We took the girls to Kohls to let them cash in their points from the chore chart. On the way there Jer got a sampling of how hilarious the girls have been in the car lately. A month or two ago I picked up a CD entitled Rhinestone Cowboy, it's a mix of country music from the 70's. The girls LOVE the thing and make requests to hear their favorites while we're driving. There is nothing cuter than a three year old girl asking to hear "Mama's Don't Let Your Babies Grow Up to Be Cowboys" and then hearing her sing along.
More of their favorites:
Rhinestone Cowboy
Take This Job and Shove it
Dukes of Hazard
Here You Come Again (By Dolly Parton)
On The Road Again
They actually had Jer's size dress shirt in several colors so we bought 5. My post from the other day about how it sucks to be tall and lanky, yeah, the husband is just as bad or worse. If I see a shirt in his size that isn't $100 I buy it.

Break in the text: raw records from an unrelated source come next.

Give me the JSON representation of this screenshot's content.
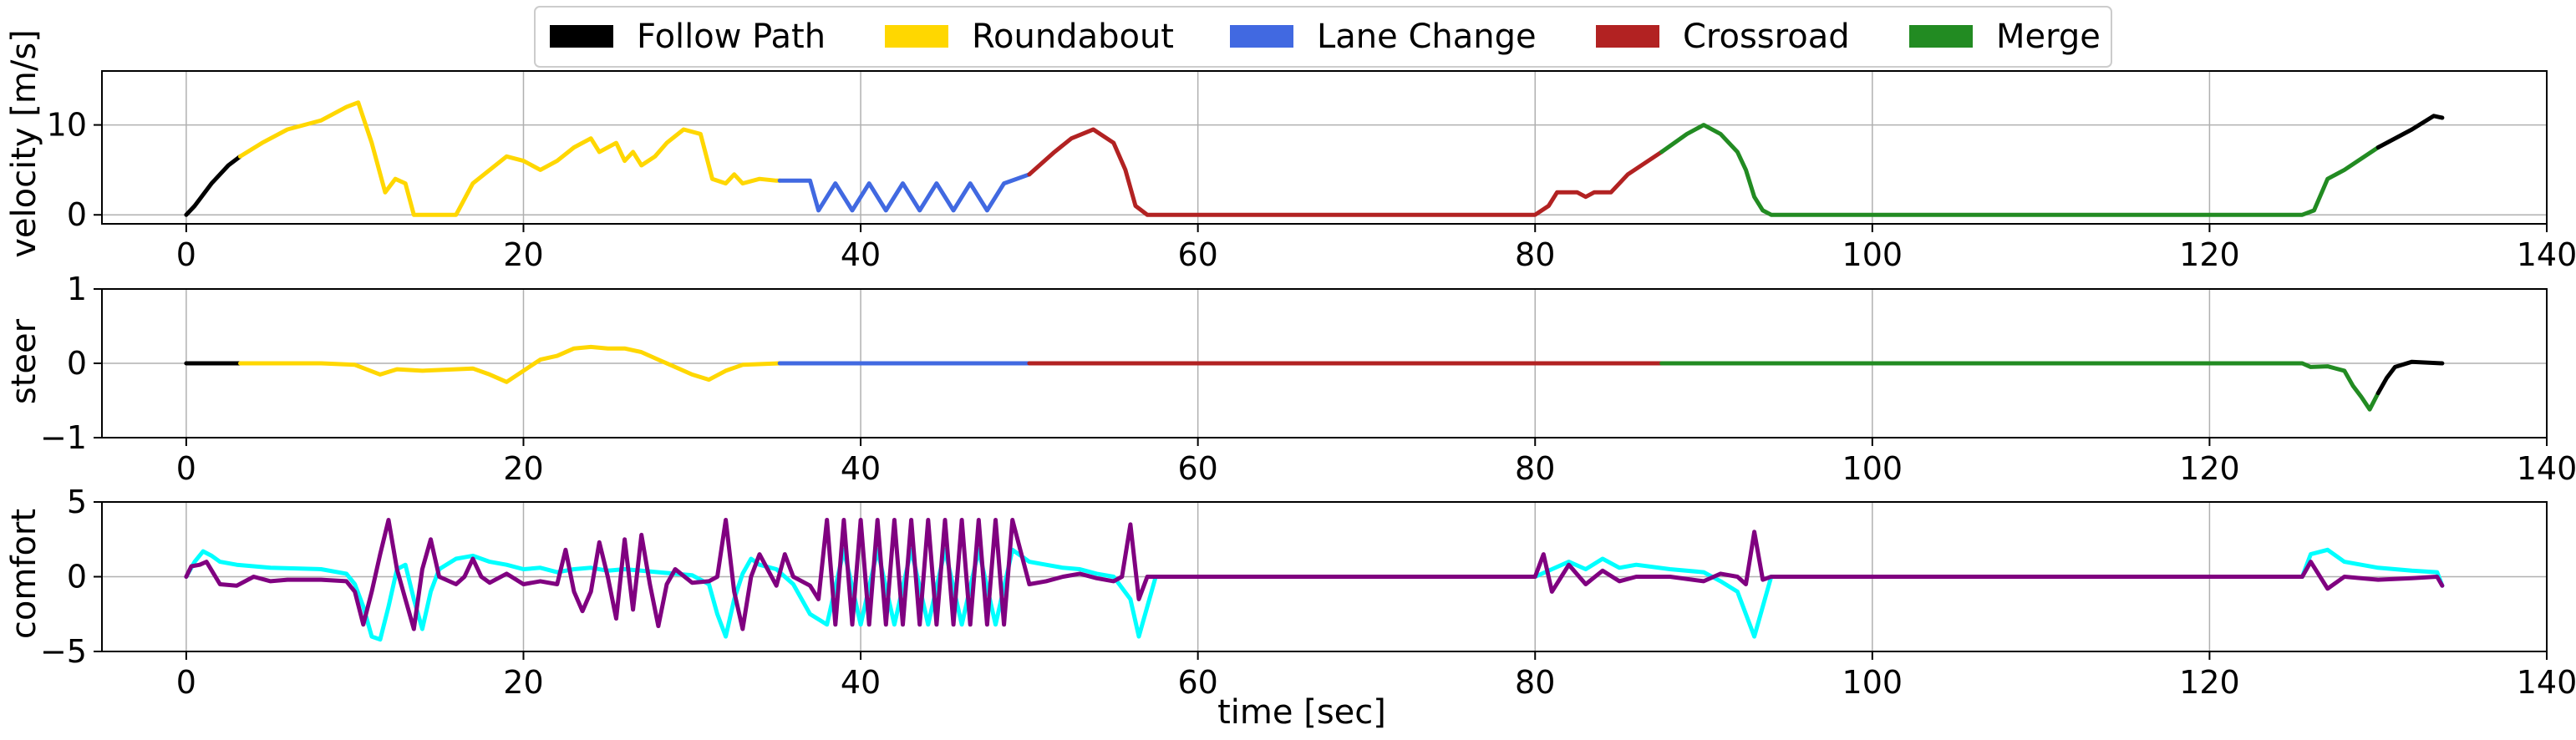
{
  "chart_data": {
    "type": "line",
    "legend": {
      "placement": "top-center",
      "entries": [
        {
          "label": "Follow Path",
          "color": "#000000"
        },
        {
          "label": "Roundabout",
          "color": "#FFD700"
        },
        {
          "label": "Lane Change",
          "color": "#4169E1"
        },
        {
          "label": "Crossroad",
          "color": "#B22222"
        },
        {
          "label": "Merge",
          "color": "#228B22"
        }
      ]
    },
    "xlabel": "time [sec]",
    "xlim": [
      -5,
      140
    ],
    "xticks": [
      0,
      20,
      40,
      60,
      80,
      100,
      120,
      140
    ],
    "grid": true,
    "segments": [
      {
        "scenario": "Follow Path",
        "t": [
          0,
          3.2
        ]
      },
      {
        "scenario": "Roundabout",
        "t": [
          3.2,
          35.2
        ]
      },
      {
        "scenario": "Lane Change",
        "t": [
          35.2,
          50
        ]
      },
      {
        "scenario": "Crossroad",
        "t": [
          50,
          87.5
        ]
      },
      {
        "scenario": "Merge",
        "t": [
          87.5,
          130
        ]
      },
      {
        "scenario": "Follow Path",
        "t": [
          130,
          133.8
        ]
      }
    ],
    "panels": [
      {
        "ylabel": "velocity [m/s]",
        "ylim": [
          -1,
          16
        ],
        "yticks": [
          0,
          10
        ],
        "series": [
          {
            "colored_by_scenario": true,
            "x": [
              0,
              0.5,
              1.5,
              2.5,
              3.2,
              4.5,
              6,
              8,
              9.5,
              10.2,
              11,
              11.8,
              12.4,
              13,
              13.5,
              16,
              17,
              18,
              19,
              20,
              21,
              22,
              23,
              24,
              24.5,
              25.5,
              26,
              26.5,
              27,
              27.8,
              28.5,
              29.5,
              30.5,
              31.2,
              32,
              32.5,
              33,
              34,
              35,
              35.2,
              36,
              37,
              37.5,
              38.5,
              39.5,
              40.5,
              41.5,
              42.5,
              43.5,
              44.5,
              45.5,
              46.5,
              47.5,
              48.5,
              50,
              51.5,
              52.5,
              53.8,
              55,
              55.7,
              56.3,
              57,
              58,
              60,
              70,
              80,
              80.8,
              81.3,
              82.5,
              83,
              83.5,
              84.5,
              85.5,
              87.5,
              89,
              90,
              91,
              92,
              92.5,
              93,
              93.5,
              94,
              100,
              110,
              120,
              125.5,
              126.2,
              127,
              128,
              130,
              132,
              133.3,
              133.8
            ],
            "y": [
              0,
              1,
              3.5,
              5.5,
              6.5,
              8,
              9.5,
              10.5,
              12,
              12.5,
              8,
              2.5,
              4,
              3.5,
              0,
              0,
              3.5,
              5,
              6.5,
              6,
              5,
              6,
              7.5,
              8.5,
              7,
              8,
              6,
              7,
              5.5,
              6.5,
              8,
              9.5,
              9,
              4,
              3.5,
              4.5,
              3.5,
              4,
              3.8,
              3.8,
              3.8,
              3.8,
              0.5,
              3.5,
              0.5,
              3.5,
              0.5,
              3.5,
              0.5,
              3.5,
              0.5,
              3.5,
              0.5,
              3.5,
              4.5,
              7,
              8.5,
              9.5,
              8,
              5,
              1,
              0,
              0,
              0,
              0,
              0,
              1,
              2.5,
              2.5,
              2,
              2.5,
              2.5,
              4.5,
              7,
              9,
              10,
              9,
              7,
              5,
              2,
              0.5,
              0,
              0,
              0,
              0,
              0,
              0.5,
              4,
              5,
              7.5,
              9.5,
              11,
              10.8
            ]
          }
        ]
      },
      {
        "ylabel": "steer",
        "ylim": [
          -1,
          1
        ],
        "yticks": [
          -1,
          0,
          1
        ],
        "series": [
          {
            "colored_by_scenario": true,
            "x": [
              0,
              3.2,
              6,
              8,
              10,
              11.5,
              12.5,
              14,
              16,
              17,
              18,
              19,
              20,
              21,
              22,
              23,
              24,
              25,
              26,
              27,
              28,
              29,
              30,
              31,
              32,
              33,
              35.2,
              50,
              87.5,
              125.5,
              126,
              127,
              128,
              128.5,
              129,
              129.5,
              130,
              130.5,
              131,
              132,
              133.8
            ],
            "y": [
              0,
              0,
              0,
              0,
              -0.02,
              -0.15,
              -0.08,
              -0.1,
              -0.08,
              -0.07,
              -0.15,
              -0.25,
              -0.1,
              0.05,
              0.1,
              0.2,
              0.22,
              0.2,
              0.2,
              0.15,
              0.05,
              -0.05,
              -0.15,
              -0.22,
              -0.1,
              -0.02,
              0,
              0,
              0,
              0,
              -0.05,
              -0.04,
              -0.1,
              -0.3,
              -0.45,
              -0.62,
              -0.4,
              -0.2,
              -0.05,
              0.02,
              0
            ]
          }
        ]
      },
      {
        "ylabel": "comfort",
        "ylim": [
          -5,
          5
        ],
        "yticks": [
          -5,
          0,
          5
        ],
        "series": [
          {
            "name": "",
            "color": "#00FFFF",
            "x": [
              0,
              0.5,
              1,
              1.5,
              2,
              3,
              5,
              8,
              9.5,
              10,
              10.5,
              11,
              11.5,
              12,
              12.5,
              13,
              13.5,
              14,
              14.5,
              15,
              16,
              17,
              18,
              19,
              20,
              21,
              22,
              23,
              24,
              25,
              26,
              27,
              28,
              29,
              30,
              31,
              31.5,
              32,
              32.5,
              33,
              33.5,
              34,
              35,
              36,
              37,
              38,
              39,
              40,
              41,
              42,
              43,
              44,
              45,
              46,
              47,
              48,
              49,
              50,
              51,
              52,
              53,
              54,
              55,
              56,
              56.5,
              57,
              57.5,
              58,
              60,
              80,
              81,
              82,
              83,
              84,
              85,
              86,
              88,
              90,
              91,
              92,
              92.5,
              93,
              93.5,
              94,
              100,
              125.5,
              126,
              127,
              128,
              130,
              132,
              133.5,
              133.8
            ],
            "y": [
              0,
              1,
              1.7,
              1.4,
              1,
              0.8,
              0.6,
              0.5,
              0.2,
              -0.5,
              -2,
              -4,
              -4.2,
              -2,
              0.5,
              0.8,
              -1.5,
              -3.5,
              -1,
              0.5,
              1.2,
              1.4,
              1,
              0.8,
              0.5,
              0.6,
              0.3,
              0.5,
              0.6,
              0.4,
              0.5,
              0.4,
              0.3,
              0.2,
              0.1,
              -0.5,
              -2.5,
              -4,
              -1.5,
              0.2,
              1.2,
              0.8,
              0.5,
              -0.5,
              -2.5,
              -3.2,
              1.8,
              -3.2,
              1.8,
              -3.2,
              1.8,
              -3.2,
              1.8,
              -3.2,
              1.8,
              -3.2,
              1.8,
              1,
              0.8,
              0.6,
              0.5,
              0.2,
              0,
              -1.5,
              -4,
              -2,
              0,
              0,
              0,
              0,
              0.5,
              1,
              0.5,
              1.2,
              0.6,
              0.8,
              0.5,
              0.3,
              -0.3,
              -1,
              -2.5,
              -4,
              -2,
              0,
              0,
              0,
              1.5,
              1.8,
              1,
              0.6,
              0.4,
              0.3,
              -0.6
            ]
          },
          {
            "name": "",
            "color": "#800080",
            "x": [
              0,
              0.3,
              0.8,
              1.2,
              2,
              3,
              4,
              5,
              6,
              8,
              9.5,
              10,
              10.5,
              11,
              11.5,
              12,
              12.5,
              13,
              13.5,
              14,
              14.5,
              15,
              16,
              16.5,
              17,
              17.5,
              18,
              19,
              20,
              21,
              22,
              22.5,
              23,
              23.5,
              24,
              24.5,
              25,
              25.5,
              26,
              26.5,
              27,
              27.5,
              28,
              28.5,
              29,
              30,
              31,
              31.5,
              32,
              32.5,
              33,
              33.5,
              34,
              35,
              35.5,
              36,
              37,
              37.5,
              38,
              38.5,
              39,
              39.5,
              40,
              40.5,
              41,
              41.5,
              42,
              42.5,
              43,
              43.5,
              44,
              44.5,
              45,
              45.5,
              46,
              46.5,
              47,
              47.5,
              48,
              48.5,
              49,
              50,
              51,
              52,
              53,
              54,
              55,
              55.5,
              56,
              56.5,
              57,
              58,
              80,
              80.5,
              81,
              82,
              83,
              84,
              85,
              86,
              88,
              90,
              91,
              92,
              92.5,
              93,
              93.5,
              94,
              100,
              125.5,
              126,
              127,
              128,
              130,
              132,
              133.5,
              133.8
            ],
            "y": [
              0,
              0.7,
              0.8,
              1,
              -0.5,
              -0.6,
              0,
              -0.3,
              -0.2,
              -0.2,
              -0.3,
              -1,
              -3.2,
              -1,
              1.5,
              3.8,
              0.5,
              -1.5,
              -3.5,
              0.5,
              2.5,
              0,
              -0.5,
              0,
              1.2,
              0,
              -0.4,
              0.2,
              -0.5,
              -0.3,
              -0.5,
              1.8,
              -1,
              -2.3,
              -1,
              2.3,
              0,
              -2.8,
              2.5,
              -2.2,
              2.8,
              -0.5,
              -3.3,
              -0.5,
              0.5,
              -0.4,
              -0.3,
              0,
              3.8,
              -1,
              -3.5,
              0,
              1.5,
              -0.6,
              1.5,
              0,
              -0.6,
              -1.5,
              3.8,
              -3.2,
              3.8,
              -3.2,
              3.8,
              -3.2,
              3.8,
              -3.2,
              3.8,
              -3.2,
              3.8,
              -3.2,
              3.8,
              -3.2,
              3.8,
              -3.2,
              3.8,
              -3.2,
              3.8,
              -3.2,
              3.8,
              -3.2,
              3.8,
              -0.5,
              -0.3,
              0,
              0.2,
              -0.1,
              -0.3,
              0,
              3.5,
              -1.5,
              0,
              0,
              0,
              1.5,
              -1,
              0.8,
              -0.5,
              0.4,
              -0.3,
              0,
              0,
              -0.3,
              0.2,
              0,
              -0.5,
              3,
              -0.2,
              0,
              0,
              0,
              1,
              -0.8,
              0,
              -0.2,
              -0.1,
              0,
              -0.6
            ]
          }
        ]
      }
    ]
  }
}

After getting home, baths, snacks, stories, and bed I challenged my husband to a Scrabble duel. He reluctantly agreed. So we opened a bottle of wine and I kicked his ass. Severely. He quit when I got to 350 points. After I gloated sufficiently he turned the tables on me and pulled out Stratego. If you've been fortunate enough to never have played Stratego let me explain. It's a war game that involves soldiers, bombs, and capturing a flag; and I suck royally.
He kicked my ass so badly that it was boring. Then he laughed at me when I lost and he asked me what strategy I used. I explained that the soldiers were evenly spaced in platoons. I claimed he had an unfair advantage since he actually knew what the hell he was doing.